This week the reading focuses on the subject of identity. Your identity can be seen as anything from a physical characteristic, your hair or eye colour, to a personal trait. Your identity therefore, places you with people who share the same characteristics or traits. As During explains “identity is won at the price of reducing individuality”. Your identity does not define who you are as a whole, you don not posses just one trait at any given time. As During exclaims “identities are not given in terms of what individuals are as a whole, but in terms of more or less arbitrarily selected features that they possess”.
Your identity is generally given to you from the outside. Socially, people identify with you in a certain way, whether your male or female, African or European. The concept of identity politics in simple words is united people sharing the same identity, examples being feminists, gays, African Americans, becoming political groups based on their common goals, rights. The problem with identity politics is that with sharing political goals for that specific group, other groups are ostracized in the process. Identity politics also erases “internal difference” within the group at hand. Although these groups identify themselves strongly with one characteristic, they can’t exclude the fact that they also belong to another.

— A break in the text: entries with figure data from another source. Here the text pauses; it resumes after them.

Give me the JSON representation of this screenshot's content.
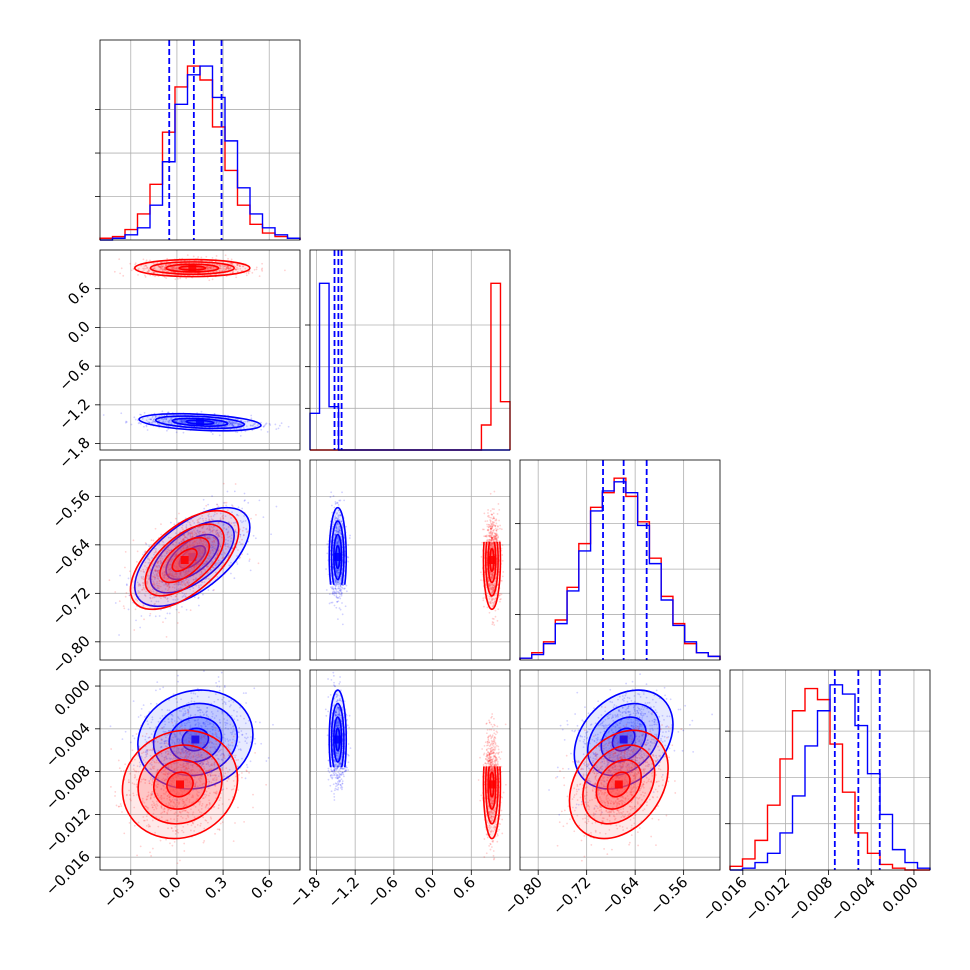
{
  "chart_data": {
    "type": "corner",
    "title": "",
    "grid": true,
    "series": [
      {
        "color": "#ff0000",
        "kind": "samples"
      },
      {
        "color": "#0000ff",
        "kind": "samples"
      }
    ],
    "params": [
      {
        "range": [
          -0.5,
          0.8
        ],
        "ticks": [
          -0.3,
          0.0,
          0.3,
          0.6
        ],
        "tick_labels": [
          "−0.3",
          "0.0",
          "0.3",
          "0.6"
        ]
      },
      {
        "range": [
          -1.9,
          1.2
        ],
        "ticks": [
          -1.8,
          -1.2,
          -0.6,
          0.0,
          0.6
        ],
        "tick_labels": [
          "−1.8",
          "−1.2",
          "−0.6",
          "0.0",
          "0.6"
        ]
      },
      {
        "range": [
          -0.83,
          -0.5
        ],
        "ticks": [
          -0.8,
          -0.72,
          -0.64,
          -0.56
        ],
        "tick_labels": [
          "−0.80",
          "−0.72",
          "−0.64",
          "−0.56"
        ]
      },
      {
        "range": [
          -0.0172,
          0.0015
        ],
        "ticks": [
          -0.016,
          -0.012,
          -0.008,
          -0.004,
          0.0
        ],
        "tick_labels": [
          "−0.016",
          "−0.012",
          "−0.008",
          "−0.004",
          "0.000"
        ]
      }
    ],
    "quantiles": [
      [
        -0.05,
        0.11,
        0.29
      ],
      [
        -1.52,
        -1.46,
        -1.41
      ],
      [
        -0.693,
        -0.659,
        -0.621
      ],
      [
        -0.0074,
        -0.0052,
        -0.0032
      ]
    ],
    "histograms": [
      {
        "red": [
          1,
          2,
          6,
          15,
          32,
          62,
          88,
          100,
          92,
          65,
          40,
          20,
          9,
          4,
          2,
          1
        ],
        "blue": [
          0,
          1,
          3,
          7,
          20,
          45,
          78,
          95,
          100,
          82,
          57,
          30,
          15,
          7,
          3,
          1
        ]
      },
      {
        "red": [
          0,
          0,
          0,
          0,
          0,
          0,
          0,
          0,
          0,
          0,
          0,
          0,
          0,
          0,
          0,
          0,
          0,
          0,
          15,
          100,
          29
        ],
        "blue": [
          22,
          100,
          26,
          0,
          0,
          0,
          0,
          0,
          0,
          0,
          0,
          0,
          0,
          0,
          0,
          0,
          0,
          0,
          0,
          0,
          0
        ]
      },
      {
        "red": [
          1,
          4,
          10,
          22,
          40,
          64,
          84,
          92,
          100,
          90,
          76,
          56,
          35,
          20,
          9,
          4,
          2
        ],
        "blue": [
          1,
          3,
          9,
          20,
          38,
          60,
          82,
          93,
          98,
          92,
          74,
          53,
          33,
          19,
          10,
          4,
          2
        ]
      },
      {
        "red": [
          2,
          6,
          16,
          35,
          60,
          86,
          98,
          92,
          68,
          42,
          20,
          9,
          3,
          1,
          0,
          0
        ],
        "blue": [
          0,
          1,
          4,
          9,
          20,
          40,
          67,
          86,
          100,
          95,
          78,
          52,
          30,
          11,
          4,
          1
        ]
      }
    ],
    "histogram_ymax": [
      115,
      120,
      110,
      108
    ],
    "pairs": [
      {
        "row": 1,
        "col": 0,
        "red": {
          "mean": [
            0.1,
            0.92
          ],
          "sd": [
            0.17,
            0.06
          ],
          "rho": 0.0
        },
        "blue": {
          "mean": [
            0.15,
            -1.47
          ],
          "sd": [
            0.18,
            0.06
          ],
          "rho": -0.35
        }
      },
      {
        "row": 2,
        "col": 0,
        "red": {
          "mean": [
            0.05,
            -0.665
          ],
          "sd": [
            0.16,
            0.037
          ],
          "rho": 0.6
        },
        "blue": {
          "mean": [
            0.1,
            -0.66
          ],
          "sd": [
            0.17,
            0.037
          ],
          "rho": 0.6
        }
      },
      {
        "row": 2,
        "col": 1,
        "red": {
          "mean": [
            0.92,
            -0.665
          ],
          "sd": [
            0.06,
            0.037
          ],
          "rho": 0.0
        },
        "blue": {
          "mean": [
            -1.47,
            -0.66
          ],
          "sd": [
            0.06,
            0.037
          ],
          "rho": 0.0
        }
      },
      {
        "row": 3,
        "col": 0,
        "red": {
          "mean": [
            0.02,
            -0.0092
          ],
          "sd": [
            0.17,
            0.0023
          ],
          "rho": 0.1
        },
        "blue": {
          "mean": [
            0.12,
            -0.005
          ],
          "sd": [
            0.17,
            0.0021
          ],
          "rho": 0.1
        }
      },
      {
        "row": 3,
        "col": 1,
        "red": {
          "mean": [
            0.92,
            -0.0092
          ],
          "sd": [
            0.06,
            0.0023
          ],
          "rho": 0.0
        },
        "blue": {
          "mean": [
            -1.47,
            -0.005
          ],
          "sd": [
            0.06,
            0.0021
          ],
          "rho": 0.0
        }
      },
      {
        "row": 3,
        "col": 2,
        "red": {
          "mean": [
            -0.667,
            -0.0092
          ],
          "sd": [
            0.037,
            0.0023
          ],
          "rho": 0.3
        },
        "blue": {
          "mean": [
            -0.659,
            -0.005
          ],
          "sd": [
            0.037,
            0.0021
          ],
          "rho": 0.3
        }
      }
    ]
  }
}
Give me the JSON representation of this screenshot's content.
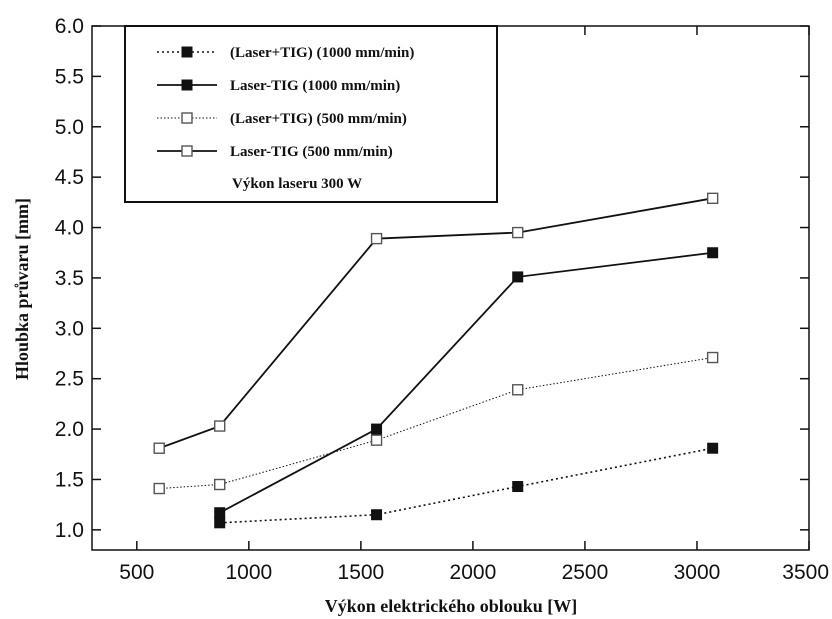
{
  "chart_data": {
    "type": "line",
    "xlabel": "Výkon elektrického oblouku [W]",
    "ylabel": "Hloubka průvaru [mm]",
    "xlim": [
      300,
      3500
    ],
    "ylim": [
      0.8,
      6.0
    ],
    "x_ticks": [
      500,
      1000,
      1500,
      2000,
      2500,
      3000,
      3500
    ],
    "y_ticks": [
      "1.0",
      "1.5",
      "2.0",
      "2.5",
      "3.0",
      "3.5",
      "4.0",
      "4.5",
      "5.0",
      "5.5",
      "6.0"
    ],
    "grid": false,
    "legend_position": "top-left",
    "legend_note": "Výkon laseru 300 W",
    "series": [
      {
        "name": "(Laser+TIG) (1000 mm/min)",
        "line": "dotted",
        "marker": "filled-square",
        "points": [
          [
            870,
            1.07
          ],
          [
            1570,
            1.15
          ],
          [
            2200,
            1.43
          ],
          [
            3070,
            1.81
          ]
        ]
      },
      {
        "name": "Laser-TIG (1000 mm/min)",
        "line": "solid",
        "marker": "filled-square",
        "points": [
          [
            870,
            1.17
          ],
          [
            1570,
            2.0
          ],
          [
            2200,
            3.51
          ],
          [
            3070,
            3.75
          ]
        ]
      },
      {
        "name": "(Laser+TIG) (500 mm/min)",
        "line": "thin-dotted",
        "marker": "open-square",
        "points": [
          [
            600,
            1.41
          ],
          [
            870,
            1.45
          ],
          [
            1570,
            1.89
          ],
          [
            2200,
            2.39
          ],
          [
            3070,
            2.71
          ]
        ]
      },
      {
        "name": "Laser-TIG (500 mm/min)",
        "line": "solid",
        "marker": "open-square",
        "points": [
          [
            600,
            1.81
          ],
          [
            870,
            2.03
          ],
          [
            1570,
            3.89
          ],
          [
            2200,
            3.95
          ],
          [
            3070,
            4.29
          ]
        ]
      }
    ]
  }
}
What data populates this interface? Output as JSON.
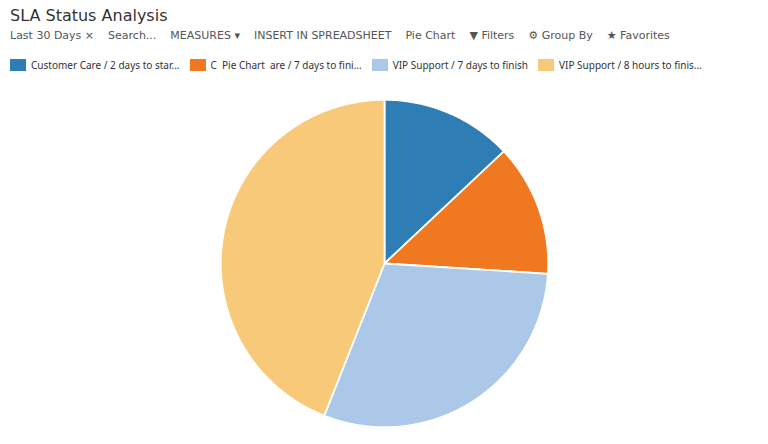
{
  "chart_data": {
    "type": "pie",
    "title": "SLA Status Analysis",
    "categories": [
      "Customer Care / 2 days to star...",
      "C  Pie Chart  are / 7 days to fini...",
      "VIP Support / 7 days to finish",
      "VIP Support / 8 hours to finis..."
    ],
    "values": [
      13,
      13,
      30,
      44
    ],
    "colors": [
      "#2e7db5",
      "#f07820",
      "#abc8e8",
      "#f9c97a"
    ],
    "legend": "top",
    "annotations": [
      "Last 30 Days ×",
      "Search...",
      "MEASURES ▾",
      "INSERT IN SPREADSHEET",
      "Pie Chart",
      "▼ Filters",
      "⚙ Group By",
      "★ Favorites"
    ]
  }
}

To address the problems identity politics brought about, the hybridity theory was developed. The hybridity theory focuses on the idea that your identity isn’t a solid “a stable trait shared across all groups” but rather something changeable, that constantly mutates depending on your context.
As During explains, our identity is inescapable. Our identity is part of who we are, we use it to be part of groups and associations and it links hand in hand with our culture. Our identity mutates based on time and context and is greatly affected by social change. through the use of media and the convergence of different technologies, our identities are constantly able to change and acquire different traits. Within the country where we live, our identity is always reinforced with nationality, which is a major part of who we are. If we think about when the Olympic Games are on, and the amount of national spirit that can be seen across Australia, identity becomes all the more apparent. The media gives us the option to pick and choose parts of our identity. Whether your a fan of Harry Potter or you prefer comic book heroes, there is always someone else out there who shares that certain trait with you.